This annotated bibliography aims to summarise many of the themes to which Jon Altman, foundation director of the Centre for Aboriginal Economic Policy Research, has dedicated his career to date.
'Engaging Indigenous Economy: A Selected Annotated Bibliography of Jon Altman’s Writings 1979–2014' is published in conjunction with the conference ‘Engaging Indigenous economy: Debating diverse approaches’, convened at the Australian National University, 4–5 September 2014. The publication and conference coincide with Jon Altman’s retirement from the Centre for Aboriginal Economic Policy Research (CAEPR), where he was foundation director from 1990 to 2010. The annotated bibliography aims to summarise many of the themes to which Altman has dedicated his career to date, and is designed to be a navigational tool for paper presenters, conference delegates and others wishing to engage with Altman’s work.

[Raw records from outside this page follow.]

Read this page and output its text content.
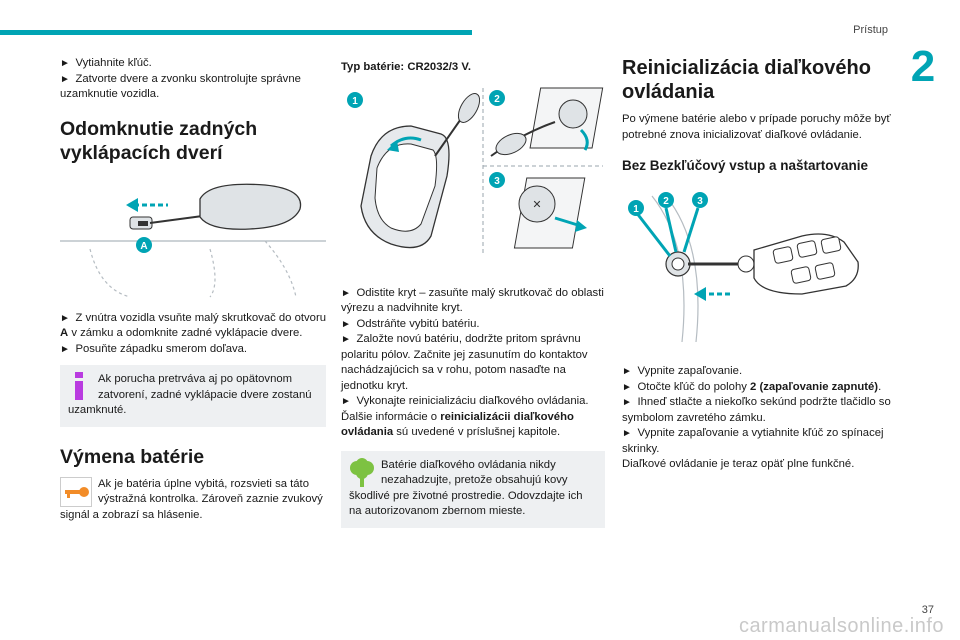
Prístup
2

►  Vytiahnite kľúč.

►  Zatvorte dvere a zvonku skontrolujte správne uzamknutie vozidla.

Odomknutie zadných vyklápacích dverí
A

►  Z vnútra vozidla vsuňte malý skrutkovač do otvoru A v zámku a odomknite zadné vyklápacie dvere.

►  Posuňte západku smerom doľava.

Ak porucha pretrváva aj po opätovnom zatvorení, zadné vyklápacie dvere zostanú uzamknuté.

Výmena batérie

Ak je batéria úplne vybitá, rozsvieti sa táto výstražná kontrolka. Zároveň zaznie zvukový signál a zobrazí sa hlásenie.

Typ batérie: CR2032/3 V.

1	2
✕
3

►  Odistite kryt – zasuňte malý skrutkovač do oblasti výrezu a nadvihnite kryt.

►  Odstráňte vybitú batériu.

►  Založte novú batériu, dodržte pritom správnu polaritu pólov. Začnite jej zasunutím do kontaktov nachádzajúcich sa v rohu, potom nasaďte na jednotku kryt.

►  Vykonajte reinicializáciu diaľkového ovládania.

Ďalšie informácie o reinicializácii diaľkového ovládania sú uvedené v príslušnej kapitole.

Batérie diaľkového ovládania nikdy nezahadzujte, pretože obsahujú kovy škodlivé pre životné prostredie. Odovzdajte ich na autorizovanom zbernom mieste.

Reinicializácia diaľkového ovládania

Po výmene batérie alebo v prípade poruchy môže byť potrebné znova inicializovať diaľkové ovládanie.

Bez Bezkľúčový vstup a naštartovanie
1
2	3

►  Vypnite zapaľovanie.

►  Otočte kľúč do polohy 2 (zapaľovanie zapnuté).

►  Ihneď stlačte a niekoľko sekúnd podržte tlačidlo so symbolom zavretého zámku.

►  Vypnite zapaľovanie a vytiahnite kľúč zo spínacej skrinky.

Diaľkové ovládanie je teraz opäť plne funkčné.

carmanualsonline.info
37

The bibliography was written in conversation with Jon Altman and is structured around the six conference themes selected by conveners Kirrily Jordan, Tim Rowse and Will Sanders to reflect Altman’s writings: comparative modern hunter–gatherer studies; economic hybridity and alternate development; employment and labour markets; land rights and native title; sustainable land-based indigenous livelihoods; and neoliberalism or the return of the guardian state?
The bibliography has its basis in an earlier publication, The Hybrid Economy Topic Guide, prepared by Susie Russell as an element of the Australian Research Council Discovery project ‘Hybrid economic futures for remote Indigenous Australia: Linking poverty reduction and natural resource management’. In looking to update this topic guide in early 2014, a decision was made to considerably extend its coverage to encompass a far wider selection of Altman’s published research.
Given the breadth of Altman’s research over a long career, it has not been possible to include all of his published work; however, the bibliography covers a large proportion of his written contribution. Classification of works according to the conference themes has required judgments, as many publications could be allocated to more than one theme. The authors have sought to address the challenge of some inevitable arbitrary judgment by developing a set of keywords for each annotated item.